Ilustrasi (dok: Thinkstock)
"Di Nigeria, makan telur dianggap akan menunda menutupnya ubun-ubun bayi," ujar Staf Ahli Kementerian Pemberdayaan Perempuan dan Perlindungan Anak, Dr Pinky Saptandari, MA dalam diskusi 'Peran Budaya dalam Pemenuhan Gizi Ibu dan Anak' yang digelar Sarihusada di Hotel Sultan, Jl Gatot Subroto, Jakarta, dan ditulis pada Kamis (18/7/2013).
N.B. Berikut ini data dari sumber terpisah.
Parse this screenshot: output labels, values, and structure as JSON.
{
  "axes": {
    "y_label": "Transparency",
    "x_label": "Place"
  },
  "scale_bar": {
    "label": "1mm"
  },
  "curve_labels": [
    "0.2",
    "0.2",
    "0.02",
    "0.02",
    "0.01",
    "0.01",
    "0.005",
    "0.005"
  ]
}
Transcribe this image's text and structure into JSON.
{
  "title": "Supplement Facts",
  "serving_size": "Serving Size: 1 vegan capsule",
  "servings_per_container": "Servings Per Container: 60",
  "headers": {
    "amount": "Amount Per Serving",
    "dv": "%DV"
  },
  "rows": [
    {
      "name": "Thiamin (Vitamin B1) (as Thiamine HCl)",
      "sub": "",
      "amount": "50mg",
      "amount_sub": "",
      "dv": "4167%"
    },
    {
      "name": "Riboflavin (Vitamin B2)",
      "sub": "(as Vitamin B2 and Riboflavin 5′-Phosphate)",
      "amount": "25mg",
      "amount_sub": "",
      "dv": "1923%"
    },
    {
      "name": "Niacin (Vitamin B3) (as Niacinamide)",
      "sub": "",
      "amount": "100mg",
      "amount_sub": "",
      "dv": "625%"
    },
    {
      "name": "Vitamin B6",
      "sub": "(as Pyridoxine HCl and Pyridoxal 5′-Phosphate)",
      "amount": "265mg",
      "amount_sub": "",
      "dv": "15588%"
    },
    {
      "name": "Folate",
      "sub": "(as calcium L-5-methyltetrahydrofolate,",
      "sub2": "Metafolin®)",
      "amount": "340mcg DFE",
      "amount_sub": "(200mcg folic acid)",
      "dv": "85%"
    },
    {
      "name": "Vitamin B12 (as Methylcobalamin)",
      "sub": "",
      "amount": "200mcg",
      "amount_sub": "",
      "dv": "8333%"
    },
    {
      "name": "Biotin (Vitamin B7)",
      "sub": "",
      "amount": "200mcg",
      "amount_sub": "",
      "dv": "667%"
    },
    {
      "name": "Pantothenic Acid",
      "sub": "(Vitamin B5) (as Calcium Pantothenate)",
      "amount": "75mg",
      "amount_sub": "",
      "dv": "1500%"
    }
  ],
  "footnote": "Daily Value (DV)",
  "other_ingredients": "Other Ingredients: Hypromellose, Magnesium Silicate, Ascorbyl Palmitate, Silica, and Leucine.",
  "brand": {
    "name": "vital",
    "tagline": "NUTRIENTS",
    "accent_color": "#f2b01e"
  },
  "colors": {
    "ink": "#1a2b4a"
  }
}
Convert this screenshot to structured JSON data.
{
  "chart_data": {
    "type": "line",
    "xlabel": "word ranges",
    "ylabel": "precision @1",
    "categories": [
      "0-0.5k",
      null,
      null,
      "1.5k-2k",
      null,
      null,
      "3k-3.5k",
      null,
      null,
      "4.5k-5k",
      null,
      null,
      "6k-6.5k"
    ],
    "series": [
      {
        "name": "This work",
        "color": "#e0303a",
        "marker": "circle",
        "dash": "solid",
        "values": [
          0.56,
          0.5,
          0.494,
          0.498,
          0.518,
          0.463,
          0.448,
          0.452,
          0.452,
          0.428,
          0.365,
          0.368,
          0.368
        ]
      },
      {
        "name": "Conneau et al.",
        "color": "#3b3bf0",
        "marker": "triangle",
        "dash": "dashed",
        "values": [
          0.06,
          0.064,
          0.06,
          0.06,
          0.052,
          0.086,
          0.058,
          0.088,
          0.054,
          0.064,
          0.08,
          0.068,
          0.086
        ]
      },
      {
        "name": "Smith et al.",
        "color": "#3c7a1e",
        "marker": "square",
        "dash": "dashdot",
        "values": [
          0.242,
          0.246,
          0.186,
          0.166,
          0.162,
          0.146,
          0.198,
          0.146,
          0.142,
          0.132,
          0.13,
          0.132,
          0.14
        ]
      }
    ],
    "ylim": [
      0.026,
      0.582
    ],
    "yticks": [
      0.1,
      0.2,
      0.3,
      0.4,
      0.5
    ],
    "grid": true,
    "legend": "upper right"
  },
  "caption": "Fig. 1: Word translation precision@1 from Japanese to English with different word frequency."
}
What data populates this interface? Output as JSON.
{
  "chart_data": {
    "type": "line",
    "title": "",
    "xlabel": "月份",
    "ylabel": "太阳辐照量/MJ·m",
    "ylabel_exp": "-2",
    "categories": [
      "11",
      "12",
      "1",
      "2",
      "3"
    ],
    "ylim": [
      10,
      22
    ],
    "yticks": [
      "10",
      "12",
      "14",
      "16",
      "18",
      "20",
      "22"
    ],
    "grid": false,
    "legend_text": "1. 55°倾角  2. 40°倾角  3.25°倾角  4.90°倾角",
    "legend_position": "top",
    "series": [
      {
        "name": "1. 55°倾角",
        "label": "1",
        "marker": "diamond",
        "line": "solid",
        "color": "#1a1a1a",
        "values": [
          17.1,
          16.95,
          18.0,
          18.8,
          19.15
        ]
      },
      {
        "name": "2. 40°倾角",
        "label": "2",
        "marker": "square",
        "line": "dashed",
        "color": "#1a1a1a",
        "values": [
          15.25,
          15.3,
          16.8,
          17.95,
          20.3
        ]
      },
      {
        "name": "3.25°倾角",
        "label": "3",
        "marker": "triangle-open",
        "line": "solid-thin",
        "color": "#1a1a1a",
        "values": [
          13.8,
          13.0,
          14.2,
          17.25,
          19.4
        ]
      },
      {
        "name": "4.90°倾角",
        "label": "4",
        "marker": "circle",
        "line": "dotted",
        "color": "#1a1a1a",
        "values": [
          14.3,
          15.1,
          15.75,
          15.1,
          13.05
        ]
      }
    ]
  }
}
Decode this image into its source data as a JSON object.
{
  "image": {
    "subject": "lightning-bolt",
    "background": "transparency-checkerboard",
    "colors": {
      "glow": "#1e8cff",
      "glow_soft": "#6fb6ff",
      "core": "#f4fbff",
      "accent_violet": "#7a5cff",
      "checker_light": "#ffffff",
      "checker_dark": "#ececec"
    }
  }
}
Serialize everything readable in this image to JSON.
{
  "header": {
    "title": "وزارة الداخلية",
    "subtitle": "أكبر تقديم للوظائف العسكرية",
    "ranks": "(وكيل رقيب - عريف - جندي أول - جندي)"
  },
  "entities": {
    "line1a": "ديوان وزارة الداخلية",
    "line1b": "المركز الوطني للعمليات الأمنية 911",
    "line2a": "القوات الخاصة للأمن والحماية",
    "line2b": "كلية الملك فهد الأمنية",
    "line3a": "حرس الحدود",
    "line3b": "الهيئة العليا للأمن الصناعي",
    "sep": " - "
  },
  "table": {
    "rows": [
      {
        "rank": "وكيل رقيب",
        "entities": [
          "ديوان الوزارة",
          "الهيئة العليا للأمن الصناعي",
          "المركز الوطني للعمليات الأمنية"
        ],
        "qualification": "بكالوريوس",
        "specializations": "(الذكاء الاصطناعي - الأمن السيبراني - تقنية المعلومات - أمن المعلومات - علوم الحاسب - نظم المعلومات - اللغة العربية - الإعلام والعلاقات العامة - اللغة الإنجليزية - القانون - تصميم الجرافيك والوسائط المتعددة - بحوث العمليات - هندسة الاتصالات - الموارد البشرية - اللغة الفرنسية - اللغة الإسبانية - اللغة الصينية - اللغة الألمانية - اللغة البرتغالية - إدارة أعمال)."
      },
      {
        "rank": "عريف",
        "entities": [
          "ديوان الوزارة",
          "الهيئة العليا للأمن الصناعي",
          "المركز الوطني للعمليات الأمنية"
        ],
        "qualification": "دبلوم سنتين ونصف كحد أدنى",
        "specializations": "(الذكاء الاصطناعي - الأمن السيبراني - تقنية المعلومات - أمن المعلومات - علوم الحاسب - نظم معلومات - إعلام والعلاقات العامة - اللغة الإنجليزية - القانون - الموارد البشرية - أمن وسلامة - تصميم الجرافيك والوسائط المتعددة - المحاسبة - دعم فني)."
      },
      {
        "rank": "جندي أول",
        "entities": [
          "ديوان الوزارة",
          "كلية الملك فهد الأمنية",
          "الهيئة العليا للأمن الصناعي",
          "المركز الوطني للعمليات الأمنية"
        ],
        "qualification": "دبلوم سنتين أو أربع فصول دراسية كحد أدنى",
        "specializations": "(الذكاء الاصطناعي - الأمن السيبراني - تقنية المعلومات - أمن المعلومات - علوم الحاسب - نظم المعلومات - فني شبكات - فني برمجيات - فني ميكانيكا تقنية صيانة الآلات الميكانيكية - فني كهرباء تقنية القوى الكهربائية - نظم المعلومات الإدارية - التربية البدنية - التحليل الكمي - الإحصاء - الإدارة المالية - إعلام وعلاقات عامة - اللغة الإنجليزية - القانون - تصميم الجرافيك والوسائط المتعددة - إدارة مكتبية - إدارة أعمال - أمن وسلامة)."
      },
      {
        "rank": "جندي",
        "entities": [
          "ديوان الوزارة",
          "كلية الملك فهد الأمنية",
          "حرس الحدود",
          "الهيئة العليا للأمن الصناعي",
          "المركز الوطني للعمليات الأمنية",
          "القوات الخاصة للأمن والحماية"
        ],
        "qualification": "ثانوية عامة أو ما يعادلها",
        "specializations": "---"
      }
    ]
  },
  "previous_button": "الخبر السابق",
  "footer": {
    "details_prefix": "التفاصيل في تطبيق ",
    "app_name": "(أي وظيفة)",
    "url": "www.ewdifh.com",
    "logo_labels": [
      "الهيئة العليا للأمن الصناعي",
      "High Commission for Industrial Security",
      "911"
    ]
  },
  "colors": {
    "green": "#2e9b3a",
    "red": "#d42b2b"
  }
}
Karena ada mitos seperti itu, akibatnya ibu-ibu yang masih memberikan air susu ibu (ASI) tidak mengonsumsi telur. Padahal telur merupakan salah satu sumber protein hewani yang penting bagi ibu dan bayi yang disusuinya.
"Dulu di NTB ada praktik di mana bayi diberi makan nasi yang terlebih dahulu dikunyah oleh yang memberi makan, yaitu ibu/nenek. Jadi bukan cuma makanan yang dimakan bayi, tetapi mungkin juga ada penyakit yang ikut berpindah," sambung Pinky.
Mitos lainnya adalah bahwa ikan seharusnya tidak diberikan kepada Ibu Hamil karena akan membuat bayi berbau amis. Ini sama sekali tidak benar. Faktanya, ikan mengandung sejumlah nutrisi penting yang bermanfaat bagi perkembangan janin.
Selain itu masih ada yang memahami bahwa tujuan makan semata-mata hanyalah agar kenyang. Karena itu kandungan gizinya sama sekali tidak diperhatikan. Alhasil anak diberi makan banyak tetapi minim nilai gizi. Misalnya anak diberi makan nasi dalam jumlah banyak dengan lauk kecap dan kerupuk. Tentu saja makanan itu sangat minim gizi yang diperlukan bagi tumbuh kembang anak.
"Berkembang pula bahwa anak laki-laki harus makan lebih banyak daripada anak perempuan. Jika ada anak perempuan yang makannya banyak langsung dibilang makannya seperti kuli, sehingga kemudian anak perempuan makan lebih sedikit daripada anak laki-laki," papar Pinky.
Selain itu dalam struktur keluarga, prioritas utama makanan untuk ayah dan anak, sementara ibu (termasuk ibu hamil) mendapat prioritas kedua. "Ini misalnya kebiasaan di mana kalau makan ayam, ayah boleh milih dada, anak milih bagian lain, tapi ibunya dapat ceker," ucap perempuan asal Surabaya, Jawa Timur, ini.
Karena itu perlu kebijakan dan model-model layanan yang membangun kemandirian dan layanan kesehatan berbasis komunitas dengan paradigma sehat. Perlu juga perubahan pola pikir, gaya hidup dan perilaku, serta perubahan pola pengasuhan dalam keluarga.
"Pentingnya perubahan secara menyeluruh dalam pendidikan maupun pola pengasuhan dalam keluarga, agar seluruh masyarakat sadar atau melek gizi untuk membangun dan memperkuat generasi penerus bangsa," saran Pinky.